The U.S. Supreme Court did something out of the ordinary last week: It responded to an appeal when there was technically nothing to appeal. Justice Samuel Alito temporarily blocked a ruling that found two congressional districts in Texas discriminated against minorities. Attorneys representing plaintiffs in the case aren’t entirely sure why he responded to the state’s appeal, however. “There are a number of decision points and if it sounds complicated, welcome to Texas redistricting,” Michael Li, a redistricting expert with the Brennan Center for Justice, says. A federal district court in San Antonio ruled last month on the constitutionality of the congressional map – but the scope of the ruling was just the constitutionality. Specifically, the court found that two districts violated the Voting Rights Act. But the lower court didn’t do anything that Texas officials could appeal, says Jose Garza, an attorney representing plaintiffs.

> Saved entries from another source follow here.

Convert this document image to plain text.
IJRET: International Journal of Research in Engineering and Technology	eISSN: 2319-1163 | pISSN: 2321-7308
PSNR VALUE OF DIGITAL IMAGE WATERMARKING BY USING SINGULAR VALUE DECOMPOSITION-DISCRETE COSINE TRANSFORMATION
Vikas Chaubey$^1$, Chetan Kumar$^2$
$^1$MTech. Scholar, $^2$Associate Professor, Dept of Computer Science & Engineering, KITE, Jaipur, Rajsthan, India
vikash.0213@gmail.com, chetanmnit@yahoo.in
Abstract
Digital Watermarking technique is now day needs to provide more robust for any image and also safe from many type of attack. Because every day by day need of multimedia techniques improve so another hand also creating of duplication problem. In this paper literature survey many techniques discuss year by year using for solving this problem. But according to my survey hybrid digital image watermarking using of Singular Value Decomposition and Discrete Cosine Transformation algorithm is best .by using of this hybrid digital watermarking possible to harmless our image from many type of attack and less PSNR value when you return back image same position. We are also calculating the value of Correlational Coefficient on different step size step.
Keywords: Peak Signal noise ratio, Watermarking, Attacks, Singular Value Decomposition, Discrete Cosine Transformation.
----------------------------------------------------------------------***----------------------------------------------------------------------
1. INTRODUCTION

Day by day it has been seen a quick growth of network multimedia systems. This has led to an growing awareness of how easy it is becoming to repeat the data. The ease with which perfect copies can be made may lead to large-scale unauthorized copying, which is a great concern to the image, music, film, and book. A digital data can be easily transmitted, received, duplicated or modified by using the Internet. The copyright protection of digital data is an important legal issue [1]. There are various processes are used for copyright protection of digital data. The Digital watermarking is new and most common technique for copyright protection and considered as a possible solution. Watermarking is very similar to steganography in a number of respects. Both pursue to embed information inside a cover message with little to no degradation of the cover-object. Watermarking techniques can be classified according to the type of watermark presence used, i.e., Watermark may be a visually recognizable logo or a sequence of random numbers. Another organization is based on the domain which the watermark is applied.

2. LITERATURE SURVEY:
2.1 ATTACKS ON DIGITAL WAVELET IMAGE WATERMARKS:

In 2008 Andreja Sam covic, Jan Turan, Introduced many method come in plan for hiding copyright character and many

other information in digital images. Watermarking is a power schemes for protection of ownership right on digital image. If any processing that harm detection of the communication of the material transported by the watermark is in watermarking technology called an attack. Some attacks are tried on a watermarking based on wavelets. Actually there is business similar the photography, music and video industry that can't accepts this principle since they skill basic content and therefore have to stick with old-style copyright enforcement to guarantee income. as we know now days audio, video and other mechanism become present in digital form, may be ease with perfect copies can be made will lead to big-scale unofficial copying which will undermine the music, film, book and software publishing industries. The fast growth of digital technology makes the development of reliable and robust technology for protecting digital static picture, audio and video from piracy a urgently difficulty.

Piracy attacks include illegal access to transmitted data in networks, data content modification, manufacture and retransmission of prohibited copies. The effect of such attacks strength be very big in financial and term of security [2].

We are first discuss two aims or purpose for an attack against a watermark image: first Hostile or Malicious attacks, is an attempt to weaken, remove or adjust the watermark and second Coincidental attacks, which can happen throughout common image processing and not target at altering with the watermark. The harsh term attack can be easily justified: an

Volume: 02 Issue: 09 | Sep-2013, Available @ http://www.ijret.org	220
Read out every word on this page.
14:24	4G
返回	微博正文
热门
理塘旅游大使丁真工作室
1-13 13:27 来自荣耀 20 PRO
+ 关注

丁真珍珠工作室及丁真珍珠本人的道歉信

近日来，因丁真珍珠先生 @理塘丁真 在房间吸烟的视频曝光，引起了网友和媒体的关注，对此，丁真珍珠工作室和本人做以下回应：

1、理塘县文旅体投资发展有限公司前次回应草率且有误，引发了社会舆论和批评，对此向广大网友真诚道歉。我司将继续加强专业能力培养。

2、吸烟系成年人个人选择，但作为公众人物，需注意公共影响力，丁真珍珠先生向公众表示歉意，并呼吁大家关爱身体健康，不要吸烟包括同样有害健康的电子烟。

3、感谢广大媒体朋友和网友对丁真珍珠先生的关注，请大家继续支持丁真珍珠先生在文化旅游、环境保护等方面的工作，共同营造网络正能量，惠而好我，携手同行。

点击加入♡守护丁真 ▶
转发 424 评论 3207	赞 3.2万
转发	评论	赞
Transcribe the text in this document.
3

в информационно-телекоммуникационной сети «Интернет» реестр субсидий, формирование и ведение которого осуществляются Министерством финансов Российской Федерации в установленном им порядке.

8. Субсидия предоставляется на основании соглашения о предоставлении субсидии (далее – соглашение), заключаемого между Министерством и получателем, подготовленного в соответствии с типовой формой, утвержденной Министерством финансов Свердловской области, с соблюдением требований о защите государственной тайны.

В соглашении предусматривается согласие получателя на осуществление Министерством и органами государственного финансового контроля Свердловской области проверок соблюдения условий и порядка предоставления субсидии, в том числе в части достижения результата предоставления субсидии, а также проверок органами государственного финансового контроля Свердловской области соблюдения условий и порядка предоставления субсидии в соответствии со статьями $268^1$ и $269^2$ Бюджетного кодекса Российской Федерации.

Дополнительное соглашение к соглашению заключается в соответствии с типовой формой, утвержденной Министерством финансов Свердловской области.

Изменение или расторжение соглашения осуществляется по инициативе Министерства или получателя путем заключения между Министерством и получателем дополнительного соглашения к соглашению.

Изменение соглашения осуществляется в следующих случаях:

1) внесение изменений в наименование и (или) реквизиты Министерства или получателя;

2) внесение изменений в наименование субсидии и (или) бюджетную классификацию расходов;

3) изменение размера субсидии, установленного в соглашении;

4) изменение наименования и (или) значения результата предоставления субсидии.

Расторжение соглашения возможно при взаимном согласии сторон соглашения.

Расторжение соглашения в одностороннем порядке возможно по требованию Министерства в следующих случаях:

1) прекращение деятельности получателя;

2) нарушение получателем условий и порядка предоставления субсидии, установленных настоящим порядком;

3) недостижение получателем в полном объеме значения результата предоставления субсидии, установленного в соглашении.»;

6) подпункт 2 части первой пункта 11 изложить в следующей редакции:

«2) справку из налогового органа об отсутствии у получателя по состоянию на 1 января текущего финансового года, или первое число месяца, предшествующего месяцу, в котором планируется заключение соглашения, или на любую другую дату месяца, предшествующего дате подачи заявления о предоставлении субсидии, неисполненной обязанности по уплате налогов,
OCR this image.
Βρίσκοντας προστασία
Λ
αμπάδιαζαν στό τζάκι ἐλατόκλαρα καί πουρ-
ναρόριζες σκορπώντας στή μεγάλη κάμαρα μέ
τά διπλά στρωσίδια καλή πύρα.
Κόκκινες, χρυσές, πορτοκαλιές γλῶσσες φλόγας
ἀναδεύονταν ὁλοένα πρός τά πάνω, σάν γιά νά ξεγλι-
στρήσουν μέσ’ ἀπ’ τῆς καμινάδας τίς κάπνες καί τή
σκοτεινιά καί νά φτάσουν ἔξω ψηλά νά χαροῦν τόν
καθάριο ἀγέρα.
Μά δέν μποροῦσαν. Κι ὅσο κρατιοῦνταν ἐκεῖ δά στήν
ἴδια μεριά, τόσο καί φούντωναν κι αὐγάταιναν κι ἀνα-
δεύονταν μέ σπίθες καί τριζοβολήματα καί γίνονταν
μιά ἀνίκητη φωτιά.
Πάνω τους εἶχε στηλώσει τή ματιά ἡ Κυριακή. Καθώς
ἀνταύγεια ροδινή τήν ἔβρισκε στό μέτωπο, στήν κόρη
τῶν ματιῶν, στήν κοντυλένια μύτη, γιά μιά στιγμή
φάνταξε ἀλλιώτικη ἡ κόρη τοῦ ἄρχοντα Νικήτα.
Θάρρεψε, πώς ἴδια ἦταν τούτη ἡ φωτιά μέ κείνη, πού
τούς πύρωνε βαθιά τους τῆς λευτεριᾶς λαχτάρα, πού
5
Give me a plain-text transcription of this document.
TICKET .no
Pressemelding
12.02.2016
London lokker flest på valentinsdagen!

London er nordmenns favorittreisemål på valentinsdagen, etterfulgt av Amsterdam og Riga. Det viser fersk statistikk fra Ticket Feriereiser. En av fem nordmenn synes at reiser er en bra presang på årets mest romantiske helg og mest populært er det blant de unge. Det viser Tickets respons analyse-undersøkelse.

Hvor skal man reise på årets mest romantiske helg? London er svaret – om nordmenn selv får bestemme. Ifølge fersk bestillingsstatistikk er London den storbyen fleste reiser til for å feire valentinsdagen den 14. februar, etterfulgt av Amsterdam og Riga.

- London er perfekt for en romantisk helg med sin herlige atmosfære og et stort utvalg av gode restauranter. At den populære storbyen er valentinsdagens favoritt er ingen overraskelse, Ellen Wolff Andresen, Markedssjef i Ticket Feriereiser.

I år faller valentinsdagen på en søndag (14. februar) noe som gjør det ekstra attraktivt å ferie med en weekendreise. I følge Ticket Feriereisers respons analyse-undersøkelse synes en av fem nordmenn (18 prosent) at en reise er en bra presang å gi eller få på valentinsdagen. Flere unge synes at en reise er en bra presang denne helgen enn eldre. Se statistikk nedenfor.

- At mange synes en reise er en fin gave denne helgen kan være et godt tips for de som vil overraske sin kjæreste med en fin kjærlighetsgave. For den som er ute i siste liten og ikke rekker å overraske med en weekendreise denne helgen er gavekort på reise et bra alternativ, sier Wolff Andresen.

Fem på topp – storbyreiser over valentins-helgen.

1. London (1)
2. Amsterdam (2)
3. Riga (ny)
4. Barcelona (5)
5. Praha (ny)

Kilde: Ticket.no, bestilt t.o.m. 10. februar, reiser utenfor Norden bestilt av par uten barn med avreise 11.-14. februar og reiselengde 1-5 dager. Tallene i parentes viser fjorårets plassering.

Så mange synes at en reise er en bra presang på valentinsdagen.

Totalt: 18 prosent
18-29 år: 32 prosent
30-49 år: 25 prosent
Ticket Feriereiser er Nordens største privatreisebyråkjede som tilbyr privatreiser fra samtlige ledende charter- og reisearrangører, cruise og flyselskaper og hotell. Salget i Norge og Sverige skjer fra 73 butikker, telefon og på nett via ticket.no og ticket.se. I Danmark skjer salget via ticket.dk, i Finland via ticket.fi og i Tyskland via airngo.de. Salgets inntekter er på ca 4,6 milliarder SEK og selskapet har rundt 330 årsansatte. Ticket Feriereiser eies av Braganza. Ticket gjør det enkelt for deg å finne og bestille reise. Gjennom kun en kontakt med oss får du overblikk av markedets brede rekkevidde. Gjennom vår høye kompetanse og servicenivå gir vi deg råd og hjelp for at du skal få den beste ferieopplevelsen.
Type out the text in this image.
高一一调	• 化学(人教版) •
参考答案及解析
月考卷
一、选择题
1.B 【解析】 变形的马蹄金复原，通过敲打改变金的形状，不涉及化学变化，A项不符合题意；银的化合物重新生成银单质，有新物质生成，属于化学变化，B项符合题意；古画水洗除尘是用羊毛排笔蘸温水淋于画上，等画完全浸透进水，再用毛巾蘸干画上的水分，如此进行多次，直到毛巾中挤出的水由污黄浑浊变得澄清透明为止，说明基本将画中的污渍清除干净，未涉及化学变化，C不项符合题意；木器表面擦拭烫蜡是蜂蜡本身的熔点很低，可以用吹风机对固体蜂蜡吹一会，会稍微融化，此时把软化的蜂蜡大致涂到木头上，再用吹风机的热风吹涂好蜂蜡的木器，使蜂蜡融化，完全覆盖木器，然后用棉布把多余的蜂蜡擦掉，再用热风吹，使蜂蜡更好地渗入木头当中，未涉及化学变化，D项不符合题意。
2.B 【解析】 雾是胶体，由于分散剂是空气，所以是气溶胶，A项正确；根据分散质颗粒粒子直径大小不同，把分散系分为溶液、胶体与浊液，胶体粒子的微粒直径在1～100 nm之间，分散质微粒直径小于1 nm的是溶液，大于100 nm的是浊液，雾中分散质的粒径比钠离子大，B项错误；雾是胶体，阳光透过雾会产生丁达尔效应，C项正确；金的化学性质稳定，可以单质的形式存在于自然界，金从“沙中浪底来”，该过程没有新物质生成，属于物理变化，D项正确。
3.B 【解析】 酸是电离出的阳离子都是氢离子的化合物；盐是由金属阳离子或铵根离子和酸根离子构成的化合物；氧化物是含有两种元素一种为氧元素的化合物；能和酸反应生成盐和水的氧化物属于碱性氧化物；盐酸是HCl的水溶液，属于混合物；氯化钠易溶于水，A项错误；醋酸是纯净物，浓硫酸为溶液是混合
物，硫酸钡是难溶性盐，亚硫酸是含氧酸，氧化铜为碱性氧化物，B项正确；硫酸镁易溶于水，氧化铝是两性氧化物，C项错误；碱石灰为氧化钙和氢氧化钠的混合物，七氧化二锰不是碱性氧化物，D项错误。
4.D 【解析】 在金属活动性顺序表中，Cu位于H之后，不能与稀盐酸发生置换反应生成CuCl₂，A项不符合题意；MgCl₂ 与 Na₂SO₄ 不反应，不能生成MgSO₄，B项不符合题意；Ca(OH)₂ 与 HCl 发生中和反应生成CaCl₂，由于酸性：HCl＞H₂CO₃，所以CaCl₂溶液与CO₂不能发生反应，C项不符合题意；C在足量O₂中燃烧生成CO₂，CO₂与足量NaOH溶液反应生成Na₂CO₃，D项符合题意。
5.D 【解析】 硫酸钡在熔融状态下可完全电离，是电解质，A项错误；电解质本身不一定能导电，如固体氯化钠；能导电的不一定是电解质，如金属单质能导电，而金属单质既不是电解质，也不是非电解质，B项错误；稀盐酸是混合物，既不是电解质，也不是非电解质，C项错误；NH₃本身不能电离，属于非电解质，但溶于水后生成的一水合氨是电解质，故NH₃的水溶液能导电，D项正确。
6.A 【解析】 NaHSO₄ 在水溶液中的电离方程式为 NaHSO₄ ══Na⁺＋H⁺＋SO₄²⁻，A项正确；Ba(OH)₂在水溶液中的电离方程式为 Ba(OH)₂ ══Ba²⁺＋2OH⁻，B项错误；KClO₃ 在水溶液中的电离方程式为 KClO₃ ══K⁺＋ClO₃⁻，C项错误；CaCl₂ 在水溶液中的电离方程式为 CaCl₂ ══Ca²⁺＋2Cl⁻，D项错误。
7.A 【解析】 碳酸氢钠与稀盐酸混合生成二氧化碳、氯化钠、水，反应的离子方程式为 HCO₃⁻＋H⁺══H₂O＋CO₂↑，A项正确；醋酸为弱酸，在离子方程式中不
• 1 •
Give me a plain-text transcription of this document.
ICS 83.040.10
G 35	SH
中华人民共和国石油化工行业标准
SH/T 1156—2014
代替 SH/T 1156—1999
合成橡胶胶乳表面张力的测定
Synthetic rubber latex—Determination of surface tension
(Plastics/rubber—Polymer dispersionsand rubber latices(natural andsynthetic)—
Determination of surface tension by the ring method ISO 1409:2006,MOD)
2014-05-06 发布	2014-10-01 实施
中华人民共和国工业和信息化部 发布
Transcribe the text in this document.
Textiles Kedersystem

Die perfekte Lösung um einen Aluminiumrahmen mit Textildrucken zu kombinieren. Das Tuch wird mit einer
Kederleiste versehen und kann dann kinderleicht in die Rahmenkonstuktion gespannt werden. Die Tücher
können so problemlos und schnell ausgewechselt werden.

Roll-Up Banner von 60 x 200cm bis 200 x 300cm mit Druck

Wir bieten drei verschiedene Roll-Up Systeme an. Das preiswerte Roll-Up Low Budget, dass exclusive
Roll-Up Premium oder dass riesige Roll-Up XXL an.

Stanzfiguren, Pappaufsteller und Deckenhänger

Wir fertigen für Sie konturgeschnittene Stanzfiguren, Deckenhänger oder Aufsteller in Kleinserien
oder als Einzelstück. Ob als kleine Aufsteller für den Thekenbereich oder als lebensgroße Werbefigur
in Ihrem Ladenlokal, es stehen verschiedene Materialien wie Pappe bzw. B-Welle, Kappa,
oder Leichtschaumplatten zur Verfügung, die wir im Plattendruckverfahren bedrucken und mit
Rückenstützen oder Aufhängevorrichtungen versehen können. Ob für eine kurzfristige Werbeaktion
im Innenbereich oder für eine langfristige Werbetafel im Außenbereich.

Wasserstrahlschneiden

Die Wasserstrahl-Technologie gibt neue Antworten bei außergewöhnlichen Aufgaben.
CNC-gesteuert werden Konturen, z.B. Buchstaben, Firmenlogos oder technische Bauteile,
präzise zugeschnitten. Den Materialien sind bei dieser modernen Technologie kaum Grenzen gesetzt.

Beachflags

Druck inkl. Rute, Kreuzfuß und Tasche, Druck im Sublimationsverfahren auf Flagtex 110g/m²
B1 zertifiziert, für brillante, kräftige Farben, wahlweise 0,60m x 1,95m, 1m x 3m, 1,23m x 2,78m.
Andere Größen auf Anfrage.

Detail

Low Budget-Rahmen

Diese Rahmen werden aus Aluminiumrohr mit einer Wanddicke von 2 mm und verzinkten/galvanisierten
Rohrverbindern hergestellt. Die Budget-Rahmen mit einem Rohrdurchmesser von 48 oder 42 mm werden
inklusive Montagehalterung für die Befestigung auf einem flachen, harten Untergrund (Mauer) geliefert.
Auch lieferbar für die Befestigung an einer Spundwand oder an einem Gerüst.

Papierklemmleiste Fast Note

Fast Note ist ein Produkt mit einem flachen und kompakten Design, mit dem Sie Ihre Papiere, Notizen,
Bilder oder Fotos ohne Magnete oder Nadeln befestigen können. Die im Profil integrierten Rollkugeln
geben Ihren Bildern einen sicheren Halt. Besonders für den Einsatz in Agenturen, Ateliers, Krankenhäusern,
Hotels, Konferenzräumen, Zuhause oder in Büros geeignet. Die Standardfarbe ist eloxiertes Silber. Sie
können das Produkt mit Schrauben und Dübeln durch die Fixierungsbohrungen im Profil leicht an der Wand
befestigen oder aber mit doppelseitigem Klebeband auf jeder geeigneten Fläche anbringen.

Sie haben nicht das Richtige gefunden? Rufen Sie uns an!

“You can appeal to the Supreme Court under two circumstances: There’s a final judgment, and we don’t have that yet,” he says. “Or there’s an injunction ordering the state to do one thing or another, and there is no such injunction.”
And yet Alito blocked the district court’s ruling as the state had requested.
Garza says all of this could slow down the process of the lower court taking the next steps in asking the state to change its maps. He says it appears Alito is concerned about timing, though, because he asked the plaintiffs to respond quickly to the state’s appeal, which they did.